L’arrestation et l’incarcération de nos quatre collègues et de leur chauffeur porte un autre coup pour la rédaction d’Iwacu. Mais encore une fois, nous restons debout.
Pourquoi ? Tout simplement parce que nous aimons notre métier, que nous savons qu’il est important d’informer et que nous sommes convaincus que notre travail participe à la construction du Burundi. Nous prenons au sérieux le droit qu’ont les citoyens burundais à l’information et, pour cela, nous ne pouvons pas fléchir.
Nous allons donc continuer à travailler, comme nous l’avons fait depuis 2008. Car, non seulement les Burundais ont le droit d’accéder à l’information, mais celle que nous leur apportons est collectée, vérifiée, recoupée, mise en forme et diffusée dans le respect de la loi et de la déontologie.
Qu’ont fait Agnès, Christine, Egide, Térence et le chauffeur Adolphe, si ce n’est leur métier, au service du public ? Ils ont quitté Bujumbura le mardi 22 octobre à 12 h 15, pour se rendre à Bubanza, car des attaques avaient été signalées à l’aube dans la province. Ils ont fait ce que font tous les journalistes professionnels : se rendre sur les lieux de l’événement, pour constater de leurs propres yeux, écouter, recouper, confronter. Au service de leur public, dans l’intérêt de ce public.
Mais ils n’ont même pas eu le temps de commencer leur travail. Ils ont été arrêtés dès leur arrivée, les autorités évoquant un souhait de « les protéger ». Placés dans des cachots dans des conditions pénibles et dégradantes, sans aucune justification, privés de leurs téléphones, sommés d’en donner les codes d’accès, ils sont, 5 jours plus tard, inculpés par le Procureur pour « atteinte à la sûreté intérieure de l’Etat » et incarcérés à Bubanza.

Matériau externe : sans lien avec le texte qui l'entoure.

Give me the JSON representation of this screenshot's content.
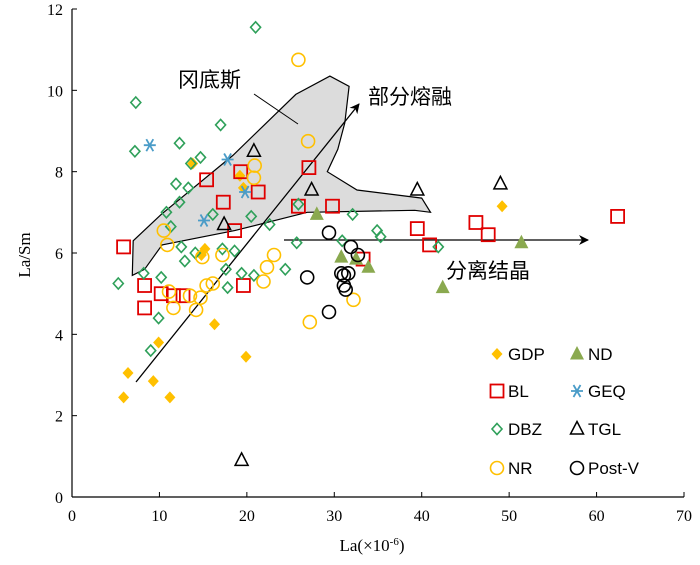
{
  "chart_data": {
    "type": "scatter",
    "title": "",
    "xlabel": "La(×10",
    "xlabel_exp": "-6",
    "xlabel_close": ")",
    "ylabel": "La/Sm",
    "xlim": [
      0,
      70
    ],
    "ylim": [
      0,
      12
    ],
    "xticks": [
      0,
      10,
      20,
      30,
      40,
      50,
      60,
      70
    ],
    "yticks": [
      0,
      2,
      4,
      6,
      8,
      10,
      12
    ],
    "grid": false,
    "legend_position": "bottom-right",
    "series": [
      {
        "name": "GDP",
        "marker": "diamond-filled",
        "color": "#FFC000",
        "points": [
          [
            5.9,
            2.45
          ],
          [
            6.4,
            3.05
          ],
          [
            9.3,
            2.85
          ],
          [
            9.9,
            3.8
          ],
          [
            11.2,
            2.45
          ],
          [
            14.8,
            5.95
          ],
          [
            16.3,
            4.25
          ],
          [
            19.9,
            3.45
          ],
          [
            19.2,
            7.9
          ],
          [
            13.8,
            8.2
          ],
          [
            49.2,
            7.15
          ],
          [
            15.2,
            6.1
          ],
          [
            19.6,
            7.6
          ]
        ]
      },
      {
        "name": "BL",
        "marker": "square-open",
        "color": "#E00000",
        "points": [
          [
            5.9,
            6.15
          ],
          [
            8.3,
            5.2
          ],
          [
            8.3,
            4.65
          ],
          [
            10.2,
            5.0
          ],
          [
            11.6,
            4.95
          ],
          [
            12.7,
            4.95
          ],
          [
            15.4,
            7.8
          ],
          [
            17.3,
            7.25
          ],
          [
            18.6,
            6.55
          ],
          [
            19.3,
            8.0
          ],
          [
            21.3,
            7.5
          ],
          [
            27.1,
            8.1
          ],
          [
            25.9,
            7.15
          ],
          [
            29.8,
            7.15
          ],
          [
            33.3,
            5.85
          ],
          [
            39.5,
            6.6
          ],
          [
            40.9,
            6.2
          ],
          [
            46.2,
            6.75
          ],
          [
            47.6,
            6.45
          ],
          [
            62.4,
            6.9
          ],
          [
            19.6,
            5.2
          ]
        ]
      },
      {
        "name": "DBZ",
        "marker": "diamond-open",
        "color": "#2FA05A",
        "points": [
          [
            5.3,
            5.25
          ],
          [
            7.2,
            8.5
          ],
          [
            7.3,
            9.7
          ],
          [
            8.2,
            5.5
          ],
          [
            9.0,
            3.6
          ],
          [
            9.9,
            4.4
          ],
          [
            10.2,
            5.4
          ],
          [
            10.8,
            7.0
          ],
          [
            11.3,
            6.65
          ],
          [
            11.9,
            7.7
          ],
          [
            12.3,
            8.7
          ],
          [
            12.3,
            7.25
          ],
          [
            12.5,
            6.15
          ],
          [
            12.9,
            5.8
          ],
          [
            13.3,
            7.6
          ],
          [
            14.1,
            6.0
          ],
          [
            14.7,
            8.35
          ],
          [
            17.0,
            9.15
          ],
          [
            17.2,
            6.1
          ],
          [
            17.6,
            5.6
          ],
          [
            17.8,
            5.15
          ],
          [
            18.6,
            6.05
          ],
          [
            19.4,
            5.5
          ],
          [
            20.8,
            5.45
          ],
          [
            20.5,
            6.9
          ],
          [
            21.0,
            11.55
          ],
          [
            22.6,
            6.7
          ],
          [
            24.4,
            5.6
          ],
          [
            25.7,
            6.25
          ],
          [
            25.9,
            7.2
          ],
          [
            30.9,
            6.3
          ],
          [
            32.1,
            6.95
          ],
          [
            34.9,
            6.55
          ],
          [
            35.3,
            6.4
          ],
          [
            41.9,
            6.15
          ],
          [
            16.1,
            6.95
          ],
          [
            13.6,
            8.2
          ]
        ]
      },
      {
        "name": "NR",
        "marker": "circle-open",
        "color": "#FFC000",
        "points": [
          [
            10.5,
            6.55
          ],
          [
            10.9,
            6.2
          ],
          [
            11.1,
            5.05
          ],
          [
            11.6,
            4.65
          ],
          [
            13.5,
            4.95
          ],
          [
            14.2,
            4.6
          ],
          [
            14.9,
            5.9
          ],
          [
            14.7,
            4.9
          ],
          [
            15.4,
            5.2
          ],
          [
            16.1,
            5.25
          ],
          [
            17.2,
            5.95
          ],
          [
            20.8,
            7.85
          ],
          [
            20.9,
            8.15
          ],
          [
            21.9,
            5.3
          ],
          [
            22.3,
            5.65
          ],
          [
            23.1,
            5.95
          ],
          [
            25.9,
            10.75
          ],
          [
            27.2,
            4.3
          ],
          [
            27.0,
            8.75
          ],
          [
            32.2,
            4.85
          ]
        ]
      },
      {
        "name": "ND",
        "marker": "triangle-filled",
        "color": "#8AA94F",
        "points": [
          [
            28.0,
            6.95
          ],
          [
            30.8,
            5.9
          ],
          [
            32.5,
            5.85
          ],
          [
            33.9,
            5.65
          ],
          [
            42.4,
            5.15
          ],
          [
            51.4,
            6.25
          ]
        ]
      },
      {
        "name": "GEQ",
        "marker": "asterisk",
        "color": "#4A9CC8",
        "points": [
          [
            8.9,
            8.65
          ],
          [
            15.1,
            6.8
          ],
          [
            17.8,
            8.3
          ],
          [
            19.8,
            7.5
          ]
        ]
      },
      {
        "name": "TGL",
        "marker": "triangle-open",
        "color": "#000000",
        "points": [
          [
            17.4,
            6.7
          ],
          [
            20.8,
            8.5
          ],
          [
            27.4,
            7.55
          ],
          [
            39.5,
            7.55
          ],
          [
            49.0,
            7.7
          ],
          [
            19.4,
            0.9
          ]
        ]
      },
      {
        "name": "Post-V",
        "marker": "circle-open",
        "color": "#000000",
        "points": [
          [
            26.9,
            5.4
          ],
          [
            29.4,
            6.5
          ],
          [
            29.4,
            4.55
          ],
          [
            30.8,
            5.5
          ],
          [
            31.1,
            5.45
          ],
          [
            31.1,
            5.2
          ],
          [
            31.3,
            5.1
          ],
          [
            31.9,
            6.15
          ],
          [
            32.7,
            5.95
          ],
          [
            31.6,
            5.5
          ]
        ]
      }
    ],
    "annotations": [
      {
        "label": "冈底斯",
        "kind": "text-with-leader"
      },
      {
        "label": "部分熔融",
        "kind": "arrow-trend"
      },
      {
        "label": "分离结晶",
        "kind": "arrow-trend"
      }
    ],
    "regions": [
      {
        "name": "冈底斯-field",
        "fill": "#DCDCDC",
        "outline": [
          [
            6.9,
            5.45
          ],
          [
            7.0,
            6.3
          ],
          [
            10.2,
            6.95
          ],
          [
            18.4,
            8.4
          ],
          [
            25.6,
            9.9
          ],
          [
            29.5,
            10.35
          ],
          [
            31.7,
            10.1
          ],
          [
            31.2,
            9.2
          ],
          [
            30.4,
            8.55
          ],
          [
            29.2,
            8.0
          ],
          [
            32.6,
            7.55
          ],
          [
            40.0,
            7.35
          ],
          [
            41.0,
            7.0
          ],
          [
            39.2,
            7.05
          ],
          [
            26.9,
            7.0
          ],
          [
            18.6,
            6.55
          ],
          [
            10.3,
            6.2
          ],
          [
            8.3,
            5.6
          ]
        ]
      }
    ],
    "legend": {
      "entries": [
        "GDP",
        "ND",
        "BL",
        "GEQ",
        "DBZ",
        "TGL",
        "NR",
        "Post-V"
      ]
    }
  }
}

L’accusation est très grave, mais elle est très vague et, surtout, complètement infondée. Nos collègues sont innocents et la justice burundaise ne pourra qu’en dresser le constat.
Malgré les circonstances, Iwacu reste serein. A ceux qui s’interrogent sur notre position, nous répondons, de façon invariable : nous allons continuer le travail. Pour nous-mêmes, pour nos collègues emprisonnés, pour le peuple burundais. Nous poursuivrons, jusqu’au jour où nous ne serons plus en mesure de le faire. La disparition d’Iwacu serait une grave perte pour l’espace démocratique burundais en construction, une régression terrible d’une liberté d’expression déjà mise à mal depuis quelques années.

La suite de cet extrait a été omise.